Sosok yang akrab disapa Romo Pascal ini mengatakan bahwa, dirinya menolak tegas apapun bentuk tawaran yang ditawarkan oleh pihak Roslina (Pelaku) demi berdamai dengan korban.

Menurutnya, dalam kasus yang tidak manusiawi ini tak pantas melewati jalur perdamaian, terlebih jika adanya tawaran uang.

“Upaya-upaya seperti itu nggak ada sama aku. Bukan urusanku. Nggak ada urusan tawar-menawar itu kalau sama aku. Jangan coba-coba menawarkan sama aku aneh-aneh. Mungkin orang lain. Aku nggak pernah mau,” tegas Romo Paschal. Rabu, (13/8/25).

Dalam pemberitaan sebelumnya, Ketua Komisi Keadilan dan Perdamaian Pastoral Migran dan Perantau (KKPPMP) ini juga telah menyampaikan bahwa, perbuatan pelaku tersebut dinilai tak manusiawi dan patut mendapatkan jerat hukum yang setimpal.

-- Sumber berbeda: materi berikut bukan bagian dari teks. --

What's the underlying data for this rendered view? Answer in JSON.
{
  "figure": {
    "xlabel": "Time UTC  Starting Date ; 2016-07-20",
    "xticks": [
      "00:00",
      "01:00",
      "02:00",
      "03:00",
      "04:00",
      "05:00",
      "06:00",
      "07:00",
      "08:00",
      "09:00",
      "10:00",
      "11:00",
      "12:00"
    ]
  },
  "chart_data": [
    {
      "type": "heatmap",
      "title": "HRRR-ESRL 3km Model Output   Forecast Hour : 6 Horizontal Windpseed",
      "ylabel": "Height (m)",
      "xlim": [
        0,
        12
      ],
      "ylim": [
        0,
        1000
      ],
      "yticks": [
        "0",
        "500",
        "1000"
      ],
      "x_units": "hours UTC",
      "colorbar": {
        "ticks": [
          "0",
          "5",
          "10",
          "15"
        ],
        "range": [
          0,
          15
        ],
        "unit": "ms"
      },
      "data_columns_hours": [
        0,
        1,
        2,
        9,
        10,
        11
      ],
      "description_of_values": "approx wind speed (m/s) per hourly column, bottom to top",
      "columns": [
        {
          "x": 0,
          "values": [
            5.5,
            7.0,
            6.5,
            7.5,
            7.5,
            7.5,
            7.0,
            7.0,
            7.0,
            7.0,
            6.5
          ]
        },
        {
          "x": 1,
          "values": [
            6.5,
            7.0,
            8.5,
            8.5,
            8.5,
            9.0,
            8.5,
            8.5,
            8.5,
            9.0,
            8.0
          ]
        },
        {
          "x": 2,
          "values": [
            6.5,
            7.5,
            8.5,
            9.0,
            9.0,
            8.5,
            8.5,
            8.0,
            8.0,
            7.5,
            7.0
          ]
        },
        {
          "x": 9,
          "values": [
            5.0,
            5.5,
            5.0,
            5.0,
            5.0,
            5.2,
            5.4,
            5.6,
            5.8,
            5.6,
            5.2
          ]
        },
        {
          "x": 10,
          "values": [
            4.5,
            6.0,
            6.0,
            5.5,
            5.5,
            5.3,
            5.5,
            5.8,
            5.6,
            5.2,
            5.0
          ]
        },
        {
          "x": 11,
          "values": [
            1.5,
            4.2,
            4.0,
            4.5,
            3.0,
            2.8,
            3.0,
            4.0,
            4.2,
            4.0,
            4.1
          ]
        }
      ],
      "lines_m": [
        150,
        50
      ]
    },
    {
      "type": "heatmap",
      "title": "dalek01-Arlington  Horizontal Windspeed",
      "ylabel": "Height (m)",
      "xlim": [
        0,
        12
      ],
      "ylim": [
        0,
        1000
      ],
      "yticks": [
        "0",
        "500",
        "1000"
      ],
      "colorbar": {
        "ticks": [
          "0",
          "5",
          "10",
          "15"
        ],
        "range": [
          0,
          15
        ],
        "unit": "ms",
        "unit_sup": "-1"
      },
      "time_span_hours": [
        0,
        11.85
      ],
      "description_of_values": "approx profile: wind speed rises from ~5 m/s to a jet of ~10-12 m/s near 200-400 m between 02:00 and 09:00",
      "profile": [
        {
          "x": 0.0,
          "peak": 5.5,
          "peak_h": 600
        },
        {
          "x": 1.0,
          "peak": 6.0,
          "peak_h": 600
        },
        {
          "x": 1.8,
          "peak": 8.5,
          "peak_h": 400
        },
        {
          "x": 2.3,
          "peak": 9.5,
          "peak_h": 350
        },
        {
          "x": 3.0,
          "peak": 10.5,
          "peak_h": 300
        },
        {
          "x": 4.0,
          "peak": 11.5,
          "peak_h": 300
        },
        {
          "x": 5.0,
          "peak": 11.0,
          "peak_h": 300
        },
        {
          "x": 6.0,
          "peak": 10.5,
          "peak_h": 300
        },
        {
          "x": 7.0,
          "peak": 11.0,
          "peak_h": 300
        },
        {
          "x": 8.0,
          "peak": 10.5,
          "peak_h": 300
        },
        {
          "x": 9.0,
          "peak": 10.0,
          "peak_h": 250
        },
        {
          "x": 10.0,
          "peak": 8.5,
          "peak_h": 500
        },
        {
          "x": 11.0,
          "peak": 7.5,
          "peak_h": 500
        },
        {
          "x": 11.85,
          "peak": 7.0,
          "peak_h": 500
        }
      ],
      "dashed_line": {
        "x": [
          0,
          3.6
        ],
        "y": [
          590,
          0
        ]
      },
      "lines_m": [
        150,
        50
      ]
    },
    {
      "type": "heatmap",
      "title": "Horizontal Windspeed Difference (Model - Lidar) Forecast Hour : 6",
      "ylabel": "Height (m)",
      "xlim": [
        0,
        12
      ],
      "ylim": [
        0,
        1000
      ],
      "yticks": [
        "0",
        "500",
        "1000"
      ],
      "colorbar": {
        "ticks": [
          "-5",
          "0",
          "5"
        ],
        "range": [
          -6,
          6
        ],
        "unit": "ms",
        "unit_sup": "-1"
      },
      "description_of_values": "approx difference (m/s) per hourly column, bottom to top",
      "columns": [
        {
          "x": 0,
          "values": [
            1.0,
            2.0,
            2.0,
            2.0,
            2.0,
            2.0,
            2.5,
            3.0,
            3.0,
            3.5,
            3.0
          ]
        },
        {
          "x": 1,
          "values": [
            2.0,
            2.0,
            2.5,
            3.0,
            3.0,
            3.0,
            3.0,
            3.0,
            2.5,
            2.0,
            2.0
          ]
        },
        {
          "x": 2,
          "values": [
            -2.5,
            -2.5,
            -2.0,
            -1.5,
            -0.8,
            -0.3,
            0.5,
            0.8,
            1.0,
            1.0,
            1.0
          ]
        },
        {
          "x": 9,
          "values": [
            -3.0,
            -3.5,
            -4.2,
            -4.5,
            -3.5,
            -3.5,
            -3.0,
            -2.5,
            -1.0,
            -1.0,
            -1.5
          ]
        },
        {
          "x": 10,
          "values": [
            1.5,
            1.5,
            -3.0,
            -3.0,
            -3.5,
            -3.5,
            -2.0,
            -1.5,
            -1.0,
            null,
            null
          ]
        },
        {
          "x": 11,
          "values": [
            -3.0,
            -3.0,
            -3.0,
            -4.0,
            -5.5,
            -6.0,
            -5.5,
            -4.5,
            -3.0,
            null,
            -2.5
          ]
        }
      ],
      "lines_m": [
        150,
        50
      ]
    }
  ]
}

“Berbagai macam kekerasan yang terjadi pada korban. Menurut saya ini sangat biadap. Karena ini ke fisiknya dan Psikisnya juga. Bahkan dia juga tak dipanggil nama. Maaf, dia dipanggil dengan kata anjing, babi dan lainnya. Kata-kata yang sangat tak pantas, dan ini mengerikan. Kita terus memonitoring proses hukum yang berjalan,” terang Romo kepada Redaksi Bataminfo.

Sementara itu, terkait kondisi korban (Intan) saat ini, Romo Paschal menyebut telah berangsur mengalami pemulihan.

“Kita terus dampingi korban. Kondisi korban saat ini sangat baik,” tuturnnya.